The following applies to netcomics version 0.5 & higher. The 'func' field is new for version 0.6. Although not recommended, you may still use the old way (versions 0.1 to 0.4) because netcomics is backwards compatible.
The following table describes the RLI hash structure.
Field | Format | Example | Description |
---|---|---|---|
name | Full_Name- yymmdd. filetype |
strftime("My_Comic- %y%m%d.gif",@ltime) |
The name of the file the comic is to be saved as. There isn't much flexibility here with what you can do, because this field is used to obtain several key pieces of information. When the -l option is given to netcomics, it will take this field from every RLI, and strip away the date & file extension, and remove any underscores to create the name of the comic. This same thing is performed for webpage creation, too. |
base | URL | http://www.comp.com/ | This should be the part of the URL that is common between the page's URL and the comic's URL. Typically, this is just the main URL for the website. |
page | latter half of a URL |
strftime( "archives/mycomic- %y%m%d.html", @ltime) |
This field is completes the URL when appended to base for the comic, or an HTML page that contains a link to another URL used to get the comic. When it points to the comic itself, the field, exprs, is set to undef, or is not specified at all. When it points to a document containing some other reference that can be used to locate the comic, the field, exprs is used. |
exprs | regular expressions |
"(comics/mycomic- \\d+.gif)" |
This field is an array of regular expressions used to find the last part of the URL for the comic. Once a starting webpage has been downloaded using the concatonation of base and page, the elements of the array are used, one by one, to match on some text in the page downloaded. The last regular expression in the array is used as the one to create a URL to download the comic itself. Each element of the array is a regular expression. It is required that a pair of parenthesis is left around the part of the text being matched on to be used as the completing part of the next URL to obtain the comic strip or another webpage containing another reference to be matched on. There only needs to be one set of parenthesis in each regular expression. If more than one pair exists, only the one that causes $1 to be defined in the perl code will be used (IOW, nothing fancy here. netcomics doesn't have any special logic, and is coded to only deal with $1). |
func | subroutine reference |
sub { return ("${date}a.gif", "${date}b.gif"); } |
This field provides the ability for multiple files to be downloaded from a website for a single comic. The last field of the RLI to be used, the function pointed to by the subroutine reference is run, being given the the test of the last webpage downloaded, if there was one. The function has to return a list of strings: each string being a relative URL, that is finally used to download a comic file. Most often, the function will be created by a module as a closure. A closure is an anonymous subroutine that is created with some specific data. For example, if you're writing a closure that is to return two relative URLs, each with some text in it that is created from the date, the data you need to embed in the subroutine when you create it needs to be the date given to the RLI function in some form. See the module files madam-n-eve, sluggy_freelance, and goats for some examples. This was introduced in version 0.6. |
The global %hof hash (associative array) contains the names of all of the functions that return RLI hashes, and the number of days in the past the comic is available using the RLI returned. The keys are the names of the functions, and the values are the numbers of days.
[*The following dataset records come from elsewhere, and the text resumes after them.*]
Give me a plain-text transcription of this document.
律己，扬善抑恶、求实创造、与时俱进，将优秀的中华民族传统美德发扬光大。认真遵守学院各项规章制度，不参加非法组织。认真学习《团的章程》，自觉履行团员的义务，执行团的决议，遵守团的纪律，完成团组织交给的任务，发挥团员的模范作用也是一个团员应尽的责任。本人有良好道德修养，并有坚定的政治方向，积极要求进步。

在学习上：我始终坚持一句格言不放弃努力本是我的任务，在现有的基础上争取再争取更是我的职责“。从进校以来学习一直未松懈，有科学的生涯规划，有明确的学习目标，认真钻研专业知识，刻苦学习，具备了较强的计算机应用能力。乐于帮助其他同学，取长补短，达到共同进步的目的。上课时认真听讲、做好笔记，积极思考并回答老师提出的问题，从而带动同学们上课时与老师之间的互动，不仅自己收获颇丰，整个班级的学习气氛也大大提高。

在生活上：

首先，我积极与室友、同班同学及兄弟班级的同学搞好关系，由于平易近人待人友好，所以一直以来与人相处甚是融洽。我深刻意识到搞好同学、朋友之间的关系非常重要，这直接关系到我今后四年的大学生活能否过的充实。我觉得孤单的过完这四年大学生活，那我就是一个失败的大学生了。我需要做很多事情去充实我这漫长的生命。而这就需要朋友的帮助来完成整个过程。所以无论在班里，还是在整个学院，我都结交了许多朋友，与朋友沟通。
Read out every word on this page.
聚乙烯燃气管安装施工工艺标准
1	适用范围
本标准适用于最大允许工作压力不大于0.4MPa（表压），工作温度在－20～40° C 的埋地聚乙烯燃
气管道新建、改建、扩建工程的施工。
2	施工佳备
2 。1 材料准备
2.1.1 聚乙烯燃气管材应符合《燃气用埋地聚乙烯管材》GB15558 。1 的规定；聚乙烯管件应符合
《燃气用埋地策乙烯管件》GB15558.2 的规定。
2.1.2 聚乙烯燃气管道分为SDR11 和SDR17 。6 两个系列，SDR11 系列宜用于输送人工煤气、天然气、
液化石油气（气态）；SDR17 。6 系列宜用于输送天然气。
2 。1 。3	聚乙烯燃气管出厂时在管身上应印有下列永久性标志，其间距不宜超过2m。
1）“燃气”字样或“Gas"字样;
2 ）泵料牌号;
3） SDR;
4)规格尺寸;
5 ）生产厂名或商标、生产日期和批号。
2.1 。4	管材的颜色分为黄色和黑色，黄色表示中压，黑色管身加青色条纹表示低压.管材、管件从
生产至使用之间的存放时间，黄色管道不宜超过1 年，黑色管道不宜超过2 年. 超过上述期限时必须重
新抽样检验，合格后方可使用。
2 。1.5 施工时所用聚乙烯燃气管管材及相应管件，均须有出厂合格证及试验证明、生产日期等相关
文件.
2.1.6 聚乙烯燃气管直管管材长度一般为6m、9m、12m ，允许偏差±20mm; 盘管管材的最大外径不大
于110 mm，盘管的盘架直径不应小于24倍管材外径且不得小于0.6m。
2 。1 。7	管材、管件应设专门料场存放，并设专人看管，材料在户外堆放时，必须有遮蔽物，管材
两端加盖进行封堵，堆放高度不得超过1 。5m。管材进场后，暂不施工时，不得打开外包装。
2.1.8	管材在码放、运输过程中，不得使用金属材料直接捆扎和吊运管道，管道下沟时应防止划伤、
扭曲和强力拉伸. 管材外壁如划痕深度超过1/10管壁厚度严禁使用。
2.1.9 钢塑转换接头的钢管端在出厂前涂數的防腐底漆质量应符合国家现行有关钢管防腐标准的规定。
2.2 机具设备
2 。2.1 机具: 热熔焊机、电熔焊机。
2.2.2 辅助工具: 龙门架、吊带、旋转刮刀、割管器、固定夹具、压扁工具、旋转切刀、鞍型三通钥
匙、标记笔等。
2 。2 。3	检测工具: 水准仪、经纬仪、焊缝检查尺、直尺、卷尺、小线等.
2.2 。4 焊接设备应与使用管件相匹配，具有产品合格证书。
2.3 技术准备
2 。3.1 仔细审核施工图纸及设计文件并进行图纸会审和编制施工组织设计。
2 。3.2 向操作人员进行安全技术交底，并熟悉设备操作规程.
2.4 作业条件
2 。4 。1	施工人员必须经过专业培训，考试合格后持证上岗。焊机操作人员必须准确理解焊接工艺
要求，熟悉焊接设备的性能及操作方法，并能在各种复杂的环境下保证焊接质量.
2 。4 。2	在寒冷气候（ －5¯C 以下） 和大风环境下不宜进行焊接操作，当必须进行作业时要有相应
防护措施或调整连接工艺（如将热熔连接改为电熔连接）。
Add your function's name to this hash with code like this:$hof{"myfunction"} = 0;That example is for a comic whose lastest strip is available on the same day. If you have many functions in one module file to add to %hof, use code like this:
{ my $f; foreach $f ("f1","f2","f3","f4") { $hof{$f} = 7; } }In that example, every function returns RLI's whose comics they retrieve are available a week after they're published.
An RLI function takes one argument: the time as returned by time(). Your function should expect this to be the exact time that it is supposed to use to determine the date of the comic to retrieve. It is easiest to use the POSIX time functions to create strings using the time given. Here's an example:
#-*-Perl-*- #Add the name of the subroutines to the hash of functions #with the number of days from today the comic is available $hof{"uf"} = 0; #UserFriendly http://www.userfriendly.org/cartoons/ sub uf { my @ltime = localtime(shift(@_)); my $rec = { 'name' => strftime("User_Friendly-%y%m%d.gif",@ltime), 'base' => "http://www.userfriendly.org", 'page' => lc strftime("/cartoons/archives/%y%b/%Y%m%d.html", @ltime), 'exprs' => [lc strftime("(\/cartoons\/archives\/%y%b\/uf\\d+\.gif)", @ltime)] }; return $rec; } 1;
Note that the perl function, lc() (lower case) is also used to help produce the proper string. See the manpage for strftime() for a definition of what each of the "%" directives do.
Your function should return the RLI (as a reference, not as the hash itself), and it will be used by netcomics. Put the function in a file that is readible to all users in /usr/lib/netcomics, and netcomics will find it and use it without you needing to make any modification to its code. And finally, you must have as the last line in the file:
1;If you don't, the module will not load properly.